The Australian government is considering banning online ransom payments in the form of cryptocurrencies following a major data breach by a local company and subsequent ransom demands.
Australian financial institution Latitude Financial announced on March 16 that it had been the target of a cyber attack and provided an update on April 11 that it had received a ransom demand that it refused to pay.
Based on the advice of cybercrime experts, Latitude believes that paying the ransom is detrimental to our customers and will encourage further criminal attacks on the wider community,” the company said. The attack resulted in approximately 7.9 million Australian and New Zealand driver’s license numbers, 610 Ten thousand customer records, 53,000 passport numbers and 100 customer financial statements were stolen. The Australian Cyber Security Center (ACSC), the country’s main cybersecurity agency, currently advises victims of ransomware attacks to never pay the ransom, as there is no guarantee the information will be returned rather than sold online.

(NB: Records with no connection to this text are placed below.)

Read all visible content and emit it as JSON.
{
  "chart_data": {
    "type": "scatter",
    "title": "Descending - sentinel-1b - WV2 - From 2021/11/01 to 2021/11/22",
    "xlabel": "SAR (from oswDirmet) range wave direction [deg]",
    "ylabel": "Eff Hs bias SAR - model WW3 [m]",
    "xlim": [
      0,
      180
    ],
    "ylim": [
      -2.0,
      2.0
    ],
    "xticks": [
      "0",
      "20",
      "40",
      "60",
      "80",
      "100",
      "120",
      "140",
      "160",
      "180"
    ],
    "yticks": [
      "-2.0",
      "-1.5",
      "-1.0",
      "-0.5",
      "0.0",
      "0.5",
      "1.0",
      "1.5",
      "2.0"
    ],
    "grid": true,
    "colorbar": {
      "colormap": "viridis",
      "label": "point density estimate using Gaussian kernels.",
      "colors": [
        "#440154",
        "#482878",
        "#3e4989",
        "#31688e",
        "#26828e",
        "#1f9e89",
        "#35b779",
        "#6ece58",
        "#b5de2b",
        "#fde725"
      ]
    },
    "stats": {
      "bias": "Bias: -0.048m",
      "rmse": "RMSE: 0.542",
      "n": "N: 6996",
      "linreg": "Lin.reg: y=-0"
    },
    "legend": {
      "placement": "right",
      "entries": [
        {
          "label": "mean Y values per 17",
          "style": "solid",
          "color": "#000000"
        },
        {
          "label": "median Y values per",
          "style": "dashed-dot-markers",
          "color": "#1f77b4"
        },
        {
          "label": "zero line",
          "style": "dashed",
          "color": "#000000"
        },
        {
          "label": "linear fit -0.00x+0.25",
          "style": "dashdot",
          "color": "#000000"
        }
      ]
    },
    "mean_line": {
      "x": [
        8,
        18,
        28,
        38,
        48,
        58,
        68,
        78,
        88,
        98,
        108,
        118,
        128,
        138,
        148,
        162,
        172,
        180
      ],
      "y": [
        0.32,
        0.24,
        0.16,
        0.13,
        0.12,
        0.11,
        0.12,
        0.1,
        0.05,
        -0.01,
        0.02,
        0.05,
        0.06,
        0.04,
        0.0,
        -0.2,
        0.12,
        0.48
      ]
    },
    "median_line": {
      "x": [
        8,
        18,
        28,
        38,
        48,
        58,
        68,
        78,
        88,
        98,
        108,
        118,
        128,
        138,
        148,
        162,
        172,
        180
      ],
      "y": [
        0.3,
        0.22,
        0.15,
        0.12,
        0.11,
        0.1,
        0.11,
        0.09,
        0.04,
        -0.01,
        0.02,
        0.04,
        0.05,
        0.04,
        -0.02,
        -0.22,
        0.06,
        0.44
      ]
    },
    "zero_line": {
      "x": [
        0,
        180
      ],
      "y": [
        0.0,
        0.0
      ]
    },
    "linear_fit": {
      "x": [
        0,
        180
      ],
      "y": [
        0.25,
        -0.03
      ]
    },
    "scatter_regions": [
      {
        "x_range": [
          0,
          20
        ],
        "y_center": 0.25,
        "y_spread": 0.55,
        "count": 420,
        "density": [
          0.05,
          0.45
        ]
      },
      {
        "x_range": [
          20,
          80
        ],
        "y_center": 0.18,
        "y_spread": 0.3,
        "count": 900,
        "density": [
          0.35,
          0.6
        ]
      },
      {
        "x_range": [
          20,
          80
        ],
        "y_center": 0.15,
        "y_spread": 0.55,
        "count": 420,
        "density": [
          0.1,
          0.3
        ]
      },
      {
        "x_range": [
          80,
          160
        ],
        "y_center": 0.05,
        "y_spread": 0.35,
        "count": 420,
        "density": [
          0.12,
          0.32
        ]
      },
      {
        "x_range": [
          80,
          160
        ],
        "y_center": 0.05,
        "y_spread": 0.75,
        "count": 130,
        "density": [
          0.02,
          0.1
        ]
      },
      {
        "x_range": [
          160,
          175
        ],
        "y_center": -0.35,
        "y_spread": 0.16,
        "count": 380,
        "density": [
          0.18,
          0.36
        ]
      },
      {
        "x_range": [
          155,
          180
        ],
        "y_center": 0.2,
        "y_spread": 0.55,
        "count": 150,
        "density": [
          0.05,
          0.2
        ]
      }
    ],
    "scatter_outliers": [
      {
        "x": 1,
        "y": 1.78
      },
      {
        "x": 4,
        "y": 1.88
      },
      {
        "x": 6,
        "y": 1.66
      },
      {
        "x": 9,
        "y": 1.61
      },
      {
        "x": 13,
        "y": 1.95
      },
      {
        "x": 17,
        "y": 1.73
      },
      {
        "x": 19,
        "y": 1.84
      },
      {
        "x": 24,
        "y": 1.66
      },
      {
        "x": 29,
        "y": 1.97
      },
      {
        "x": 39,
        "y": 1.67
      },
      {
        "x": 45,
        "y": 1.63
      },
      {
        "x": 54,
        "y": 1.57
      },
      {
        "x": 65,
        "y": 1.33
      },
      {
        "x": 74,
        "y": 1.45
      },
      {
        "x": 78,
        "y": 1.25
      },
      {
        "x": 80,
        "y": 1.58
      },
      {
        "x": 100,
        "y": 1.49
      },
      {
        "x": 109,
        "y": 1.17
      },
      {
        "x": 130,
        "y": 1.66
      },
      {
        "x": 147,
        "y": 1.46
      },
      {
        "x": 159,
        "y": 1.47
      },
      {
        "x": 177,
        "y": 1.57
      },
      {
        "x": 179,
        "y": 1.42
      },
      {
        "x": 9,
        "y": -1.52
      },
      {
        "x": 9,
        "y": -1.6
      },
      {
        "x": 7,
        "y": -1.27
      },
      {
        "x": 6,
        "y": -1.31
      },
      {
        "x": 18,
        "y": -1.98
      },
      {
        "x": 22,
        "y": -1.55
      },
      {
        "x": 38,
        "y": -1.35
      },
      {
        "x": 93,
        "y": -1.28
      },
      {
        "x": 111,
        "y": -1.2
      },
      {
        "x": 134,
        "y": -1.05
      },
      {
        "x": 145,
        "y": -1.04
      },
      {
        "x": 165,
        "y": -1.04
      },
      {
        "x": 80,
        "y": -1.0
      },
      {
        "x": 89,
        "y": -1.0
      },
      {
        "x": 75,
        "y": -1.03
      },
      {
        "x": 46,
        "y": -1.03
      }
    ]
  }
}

The decision to ban the use of cryptocurrencies to pay for online ransoms comes as governments and organizations around the world grapple with the growing threat of ransomware attacks. Ransomware is a type of malware that encrypts a victim’s data, making it inaccessible until a ransom is paid, usually in the form of a cryptocurrency such as Bitcoin. Cybercriminals often need large sums of money, and the use of cryptocurrencies provides them with a level of anonymity that makes it difficult for law enforcement agencies to trace funds.
The Australian government has proposed a ban on online ransom payments in cryptocurrencies, aimed at disrupting ransomware attackers’ business models and preventing them from targeting Australian entities. By removing the option to pay ransoms in cryptocurrencies, the government hopes to reduce the financial incentives for cybercriminals and make them less profitable to carry out ransomware attacks.
However, the proposed ban on the use of cryptocurrencies to pay for online ransoms has also raised concerns among some experts. While it may prevent victims from paying the ransom, there are concerns that it may also have unintended consequences.
Some believe that banning cryptocurrency payments could prompt cybercriminals to seek alternative payment methods or use other methods to extort money from victims, such as selling stolen data on the dark web or conducting other types of cyberattacks. Additionally, there are concerns that the ban could affect legitimate uses of cryptocurrencies, such as businesses that rely on cryptocurrencies for legitimate transactions or individuals who use cryptocurrencies for financial privacy reasons.
In addition to proposing to ban the use of cryptocurrencies to pay for online ransoms, the Australian government has taken other steps to strengthen its cybersecurity defenses. This includes investing in cybersecurity infrastructure, increasing cybersecurity awareness and education, and increasing collaboration among government agencies, law enforcement, and the private sector to better respond to and prevent cyberthreats.